Open Galaxy-ZRX opened 2 years ago
These two dimensions are permuted in https://github.com/XuyangBai/TransFusion/blob/399bda09a3b6449313ccc302df40651f77ec78bf/mmdet3d/ops/voxel/voxelize.py#L95-L105
You should change the config accordingly, i.e.:
pts_middle_encoder=dict(
type='SparseEncoder',
in_channels=5,
sparse_shape=[1, 704, 800],
output_channels=128,
order=('conv', 'norm', 'act'),
encoder_channels=((16, 16, 32), (32, 32, 64), (64, 64, 128), (128, 128)),
encoder_paddings=((0, 0, 1), (0, 0, 1), (0, 0, [0, 1, 1]), (0, 0)),
block_type='basicblock'),
Hi Xuyang, thanks for your work on TransFusion firstly! I am trying to train this model in the KITTI dataset.
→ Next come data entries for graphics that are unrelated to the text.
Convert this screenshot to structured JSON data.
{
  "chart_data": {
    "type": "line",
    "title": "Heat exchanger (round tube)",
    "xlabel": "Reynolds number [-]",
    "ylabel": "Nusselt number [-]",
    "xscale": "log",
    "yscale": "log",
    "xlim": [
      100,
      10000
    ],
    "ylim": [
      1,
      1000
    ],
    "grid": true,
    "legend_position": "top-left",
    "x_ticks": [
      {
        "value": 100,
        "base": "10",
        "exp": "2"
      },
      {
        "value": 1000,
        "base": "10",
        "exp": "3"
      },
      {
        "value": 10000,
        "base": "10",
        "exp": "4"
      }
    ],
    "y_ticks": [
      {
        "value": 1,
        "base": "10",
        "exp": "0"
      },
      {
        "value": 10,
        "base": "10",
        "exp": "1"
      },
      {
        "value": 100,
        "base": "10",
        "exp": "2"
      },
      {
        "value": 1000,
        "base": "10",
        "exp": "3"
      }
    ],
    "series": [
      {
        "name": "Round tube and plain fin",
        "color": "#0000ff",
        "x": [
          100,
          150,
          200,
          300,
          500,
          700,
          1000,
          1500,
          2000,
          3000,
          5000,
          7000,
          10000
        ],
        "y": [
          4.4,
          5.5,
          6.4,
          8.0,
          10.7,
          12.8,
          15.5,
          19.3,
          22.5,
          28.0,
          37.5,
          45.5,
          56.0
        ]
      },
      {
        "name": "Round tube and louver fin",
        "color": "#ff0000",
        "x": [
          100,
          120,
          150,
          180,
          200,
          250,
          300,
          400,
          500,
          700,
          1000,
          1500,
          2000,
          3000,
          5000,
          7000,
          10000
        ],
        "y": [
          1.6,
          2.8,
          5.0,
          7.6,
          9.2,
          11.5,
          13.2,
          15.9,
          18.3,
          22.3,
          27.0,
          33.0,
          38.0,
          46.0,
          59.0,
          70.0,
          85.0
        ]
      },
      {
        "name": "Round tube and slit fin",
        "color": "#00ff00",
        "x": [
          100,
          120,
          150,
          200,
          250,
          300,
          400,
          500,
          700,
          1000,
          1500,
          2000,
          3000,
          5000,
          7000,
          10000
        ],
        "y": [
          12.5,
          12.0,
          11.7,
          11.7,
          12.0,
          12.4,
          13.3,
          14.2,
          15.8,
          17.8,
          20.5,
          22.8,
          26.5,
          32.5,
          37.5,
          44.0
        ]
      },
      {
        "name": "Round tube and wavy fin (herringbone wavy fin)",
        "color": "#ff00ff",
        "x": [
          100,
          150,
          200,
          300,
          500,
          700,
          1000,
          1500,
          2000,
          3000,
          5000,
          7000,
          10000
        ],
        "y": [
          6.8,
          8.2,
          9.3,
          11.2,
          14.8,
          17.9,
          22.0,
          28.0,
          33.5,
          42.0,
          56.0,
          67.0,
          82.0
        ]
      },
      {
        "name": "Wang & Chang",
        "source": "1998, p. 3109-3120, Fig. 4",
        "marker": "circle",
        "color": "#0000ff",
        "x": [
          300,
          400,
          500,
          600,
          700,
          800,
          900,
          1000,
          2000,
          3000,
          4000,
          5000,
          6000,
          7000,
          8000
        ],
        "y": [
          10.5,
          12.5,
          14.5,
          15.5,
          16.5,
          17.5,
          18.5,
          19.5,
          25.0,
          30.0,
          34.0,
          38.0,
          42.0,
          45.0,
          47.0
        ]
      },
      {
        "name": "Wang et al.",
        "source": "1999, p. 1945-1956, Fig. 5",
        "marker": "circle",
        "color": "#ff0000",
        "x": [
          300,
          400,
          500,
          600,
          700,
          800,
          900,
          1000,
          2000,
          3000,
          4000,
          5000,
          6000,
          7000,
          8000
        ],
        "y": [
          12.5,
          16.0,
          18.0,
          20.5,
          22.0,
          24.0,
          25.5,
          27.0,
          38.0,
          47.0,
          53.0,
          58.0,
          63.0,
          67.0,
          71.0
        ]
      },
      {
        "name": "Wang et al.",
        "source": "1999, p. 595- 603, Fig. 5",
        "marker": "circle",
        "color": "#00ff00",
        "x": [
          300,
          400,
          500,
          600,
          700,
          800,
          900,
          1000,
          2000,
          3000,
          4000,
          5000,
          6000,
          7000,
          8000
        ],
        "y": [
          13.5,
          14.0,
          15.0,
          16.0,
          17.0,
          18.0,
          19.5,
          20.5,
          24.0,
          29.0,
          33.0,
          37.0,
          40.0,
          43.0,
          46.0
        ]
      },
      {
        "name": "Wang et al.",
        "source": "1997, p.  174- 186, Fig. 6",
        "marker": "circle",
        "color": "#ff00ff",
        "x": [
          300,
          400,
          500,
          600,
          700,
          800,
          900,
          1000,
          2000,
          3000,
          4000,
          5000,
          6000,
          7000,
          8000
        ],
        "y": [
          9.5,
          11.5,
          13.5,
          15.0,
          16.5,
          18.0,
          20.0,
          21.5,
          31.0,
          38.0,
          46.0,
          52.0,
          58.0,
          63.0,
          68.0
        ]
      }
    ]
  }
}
I noticed that when you calculated the loss of heatmap, the ground truth heatmap is obtained via https://github.com/XuyangBai/TransFusion/blob/53370467c1b88f163cbe7b7300a1f588a6761e35/mmdet3d/models/dense_heads/transfusion_head.py#L1192
As you can see that the size of gt_heatmap a rotated version of the original feature map, could you please tell me why the rotation is used? Actually, when I train the model with KITTI dataset, if I set the point cloud range is set to [0, -40, -3.0, 70.0, 40, 1.0], the predicted heatmap will have a size of 1x1x200x176, but the gt_heatmap will be 1x1x176x200. It seems like the rotation will make them mismatched. In the case of nuScenes and waymo, the heatmap is a square so it's fine, but I can't understand the issue in KITTI cases and don't know how to solve it.
Could you please give me some advise? Thank you very much. I am currently stuck in this problem T-T and looking forward to your reply!